Where rf is the risk free rate, the interest rate on long-term government Treasury bonds; βm is the beta coefficient as defined in the CAPM; rm is the expected return on the broad equity market index such as S&P 500; βSMB (i.e. beta-small minus big) is the factor beta i.e. a measure of how sensitive return of a stock is to the factor risk premium FPSMB which measures the difference in return between small-cap companies and large-cap companies; and βHML (i.e. beta high minus low) is the factor beta related to factor risk premium FPHML which equals the average return difference between stocks with high book value to market value minus stocks with low book value to market value ratios.

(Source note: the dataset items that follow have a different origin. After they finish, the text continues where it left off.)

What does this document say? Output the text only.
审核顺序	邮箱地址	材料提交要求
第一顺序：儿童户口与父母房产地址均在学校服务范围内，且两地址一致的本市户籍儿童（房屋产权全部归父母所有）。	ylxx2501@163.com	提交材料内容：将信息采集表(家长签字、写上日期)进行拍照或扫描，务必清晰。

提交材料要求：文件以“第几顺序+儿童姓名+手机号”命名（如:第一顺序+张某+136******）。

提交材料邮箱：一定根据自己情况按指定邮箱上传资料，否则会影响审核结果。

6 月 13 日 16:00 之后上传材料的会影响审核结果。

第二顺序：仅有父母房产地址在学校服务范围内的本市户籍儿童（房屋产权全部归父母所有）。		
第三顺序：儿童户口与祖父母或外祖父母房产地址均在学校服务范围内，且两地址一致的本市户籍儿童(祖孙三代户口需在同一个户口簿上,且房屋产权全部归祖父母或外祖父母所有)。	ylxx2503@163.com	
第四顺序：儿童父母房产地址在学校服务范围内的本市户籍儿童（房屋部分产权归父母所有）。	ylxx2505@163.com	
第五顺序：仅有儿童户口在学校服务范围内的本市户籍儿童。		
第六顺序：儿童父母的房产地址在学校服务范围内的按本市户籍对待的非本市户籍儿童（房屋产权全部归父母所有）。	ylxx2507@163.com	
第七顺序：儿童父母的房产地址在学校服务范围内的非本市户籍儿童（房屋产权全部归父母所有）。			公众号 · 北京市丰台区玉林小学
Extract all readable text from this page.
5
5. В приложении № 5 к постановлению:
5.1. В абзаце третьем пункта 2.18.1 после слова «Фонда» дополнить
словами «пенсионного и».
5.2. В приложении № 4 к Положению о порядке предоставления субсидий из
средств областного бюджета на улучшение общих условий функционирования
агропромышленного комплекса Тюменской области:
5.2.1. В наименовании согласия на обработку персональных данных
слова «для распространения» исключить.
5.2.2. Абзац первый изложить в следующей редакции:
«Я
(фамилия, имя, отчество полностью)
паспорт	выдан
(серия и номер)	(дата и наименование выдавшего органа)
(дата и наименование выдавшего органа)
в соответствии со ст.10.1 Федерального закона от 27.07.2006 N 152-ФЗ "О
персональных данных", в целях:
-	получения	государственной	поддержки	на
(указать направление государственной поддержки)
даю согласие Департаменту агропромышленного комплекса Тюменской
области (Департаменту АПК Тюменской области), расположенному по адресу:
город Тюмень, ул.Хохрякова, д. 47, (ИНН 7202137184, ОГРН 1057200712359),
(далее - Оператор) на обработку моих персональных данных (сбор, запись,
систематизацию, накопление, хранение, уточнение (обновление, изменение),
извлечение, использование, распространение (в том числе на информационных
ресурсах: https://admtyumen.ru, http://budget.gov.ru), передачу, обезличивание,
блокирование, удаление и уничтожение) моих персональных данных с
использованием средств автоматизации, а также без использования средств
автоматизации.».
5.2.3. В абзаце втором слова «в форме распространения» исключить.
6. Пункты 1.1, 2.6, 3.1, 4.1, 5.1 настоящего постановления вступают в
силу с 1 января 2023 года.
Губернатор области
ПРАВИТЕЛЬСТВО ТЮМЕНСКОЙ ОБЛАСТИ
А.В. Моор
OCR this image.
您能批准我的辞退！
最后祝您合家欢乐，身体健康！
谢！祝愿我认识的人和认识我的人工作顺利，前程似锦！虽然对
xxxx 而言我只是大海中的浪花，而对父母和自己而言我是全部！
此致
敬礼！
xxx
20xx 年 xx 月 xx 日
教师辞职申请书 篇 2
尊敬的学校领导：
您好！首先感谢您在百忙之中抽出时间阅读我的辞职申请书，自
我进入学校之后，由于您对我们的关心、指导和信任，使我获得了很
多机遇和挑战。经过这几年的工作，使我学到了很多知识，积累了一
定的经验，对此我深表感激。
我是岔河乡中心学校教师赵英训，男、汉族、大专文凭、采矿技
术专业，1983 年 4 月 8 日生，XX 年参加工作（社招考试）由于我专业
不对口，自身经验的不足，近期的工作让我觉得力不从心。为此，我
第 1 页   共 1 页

Let's say you have risk-free rate of 3.5%, expected return on the S&P 500 of 8%, expected return on the small-cap market index of 9.5% and large-cap market index of 7.5%; and expected return on value-style index of 8.3% and growth-style index of 7.9%.

Estimate required return on equity for two companies: Company A has CAPM beta of 1.2; beta to SMB factor of -0.5 and beta to HML factor of 0.3; while Company B has CAPM beta of 0.9, beta to SMB factor of 0.3 and beta to HML factor of -0.2

The required return on equity using the capital asset pricing model is calculated as follows:

$$ E(R_A)=r_f+\beta_m\times(r_m-r_f)=3.5\%+1.2\times(8\%-3.5\%)=8.5\% $$

$$ E(R_B)=r_f+\beta_m\times(r_m-r_f)=3.5\%+0.9\times(8\%-3.5\%)=7.55\% $$

Using the multi-factor model, required return on equity for Company A and B works out to 8.2% and 8.07% respectively:

$$ E(R_A)=3.5\%+1.2\times(8\%-3.5\%)+-0.5\times(9.5\%-7.5\%)+0.3\times(8.3\%-7.9\%)=8.2\% $$

$$ E(R_A)=3.5\%+0.9\times(8\%-3.5\%)+0.3\times(9.5\%-7.5\%)+-0.2\times(8.3\%-7.9\%)=8.07\% $$

It follows that the capital asset pricing model didn’t completely capture the associated risks correctly. It overstated the risk in Stock A and understated the risk in Stock B. Using multi-factor models in the arbitrage-pricing theory framework helps in pricing the different risks correctly.